Anarchisten der Antifa vom deutschen Staatsschutz verfolgt

Dem linksextremistischen Terror Einhalt gebieten

Das deutsche Bundesland Bremen wird gegen Anarchisten der Antifa wegen angeblicher Gewaltaufrufe bei einer kürzlich abgehaltenen Protestkundgebung ermitteln, bei der die gewaltbereite Organisation zum „antifaschistischen Selbstschutz“ aufrief.

Eine Gruppe von 350 Anarchisten der Antifa ging am Jahrestag zweier ungeklärter Brandanschläge auf das linksgerichtete Jugendzentrum „Freise“, die beide innerhalb weniger Stunden am 16. Februar 2020 stattfanden, in Bremen auf die Straße.
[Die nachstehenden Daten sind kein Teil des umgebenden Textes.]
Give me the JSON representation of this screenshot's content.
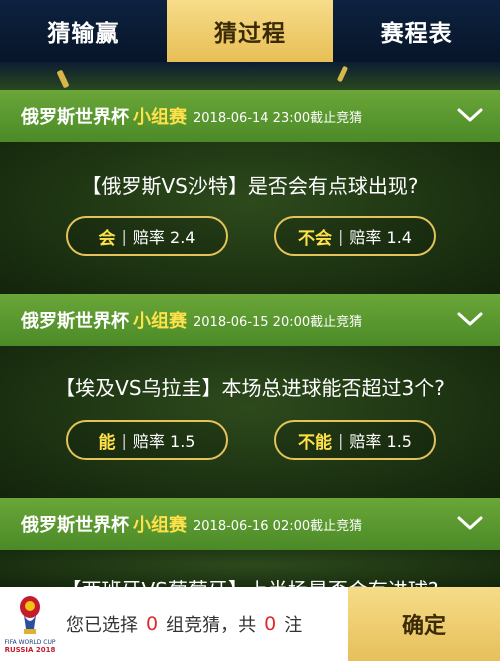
{
  "tabs": [
    {
      "label": "猜输赢",
      "active": false
    },
    {
      "label": "猜过程",
      "active": true
    },
    {
      "label": "赛程表",
      "active": false
    }
  ],
  "matches": [
    {
      "league": "俄罗斯世界杯",
      "stage": "小组赛",
      "deadline": "2018-06-14 23:00截止竞猜",
      "question": "【俄罗斯VS沙特】是否会有点球出现?",
      "options": [
        {
          "pick": "会",
          "odds_label": "赔率 2.4"
        },
        {
          "pick": "不会",
          "odds_label": "赔率 1.4"
        }
      ]
    },
    {
      "league": "俄罗斯世界杯",
      "stage": "小组赛",
      "deadline": "2018-06-15 20:00截止竞猜",
      "question": "【埃及VS乌拉圭】本场总进球能否超过3个?",
      "options": [
        {
          "pick": "能",
          "odds_label": "赔率 1.5"
        },
        {
          "pick": "不能",
          "odds_label": "赔率 1.5"
        }
      ]
    },
    {
      "league": "俄罗斯世界杯",
      "stage": "小组赛",
      "deadline": "2018-06-16 02:00截止竞猜",
      "question": "【西班牙VS葡萄牙】上半场是否会有进球?"
    }
  ],
  "bottom_bar": {
    "logo_text": "FIFA WORLD CUP RUSSIA 2018",
    "summary_prefix": "您已选择",
    "selected_groups": "0",
    "summary_mid": "组竞猜，共",
    "total_bets": "0",
    "summary_suffix": "注",
    "confirm_label": "确定"
  },
  "colors": {
    "header_green": "#5c9a30",
    "stage_yellow": "#ffe14a",
    "option_border": "#e3c35a",
    "tab_active": "#f0d070",
    "count_red": "#e02a2a"
  }
}
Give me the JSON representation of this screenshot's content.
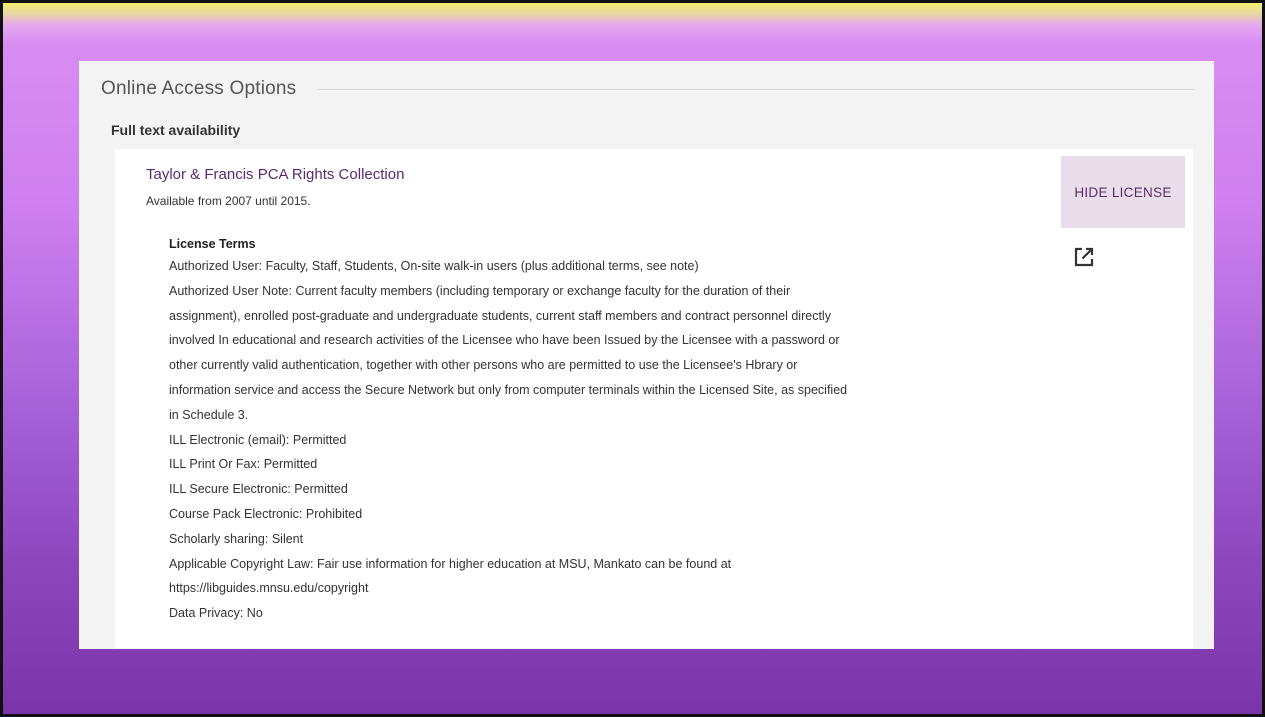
{
  "section": {
    "title": "Online Access Options",
    "subtitle": "Full text availability"
  },
  "service": {
    "provider": "Taylor & Francis PCA Rights Collection",
    "availability": "Available from 2007 until 2015.",
    "hide_license_label": "HIDE LICENSE",
    "external_link_icon": "external-link-icon"
  },
  "license": {
    "heading": "License Terms",
    "lines": [
      "Authorized User: Faculty, Staff, Students, On-site walk-in users (plus additional terms, see note)",
      "Authorized User Note: Current faculty members (including temporary or exchange faculty for the duration of their",
      "assignment), enrolled post-graduate and undergraduate students, current staff members and contract personnel directly",
      "involved In educational and research activities of the Licensee who have been Issued by the Licensee with a password or",
      "other currently valid authentication, together with other persons who are permitted to use the Licensee's Hbrary or",
      "information service and access the Secure Network but only from computer terminals within the Licensed Site, as specified",
      "in Schedule 3.",
      "ILL Electronic (email): Permitted",
      "ILL Print Or Fax: Permitted",
      "ILL Secure Electronic: Permitted",
      "Course Pack Electronic: Prohibited",
      "Scholarly sharing: Silent",
      "Applicable Copyright Law: Fair use information for higher education at MSU, Mankato can be found at",
      "https://libguides.mnsu.edu/copyright",
      "Data Privacy: No"
    ]
  },
  "colors": {
    "accent": "#5b2a6e",
    "button_bg": "#eaddea"
  }
}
Nach einem Bericht der „Bild“-Zeitung diese Woche zündeten die Linksextremisten bei ihrem Marsch durch die Innenstadt am Dienstag diverse Pyrotechnik. Die Polizei stellte mehrere Straftaten fest, darunter Verstöße gegen das Sprengstoffgesetz und das Verbot der sozialen Distanzierung.

Die Ermittler erklärten außerdem, dass sie ein Strafverfahren gegen die Organisation, die die Demonstration organisierte, „NIKA [Nationalismus ist keine Alternative] Bremen“, einleiten. Was die Anarchisten der Antifa online und auf Transparenten verkündeten: „Wir haben den Bullen einen kräftigen (und brennenden 😉 ) Mittelfinger gezeigt und konnten deutlich machen: auf die Bullen ist kein Verlass – organisiert den antifaschistischen Selbstschutz!“

Die Ermittler glauben, dass die Formulierung „Selbstschutz organisieren“ ein Aufruf zur Gewalt sein könnte.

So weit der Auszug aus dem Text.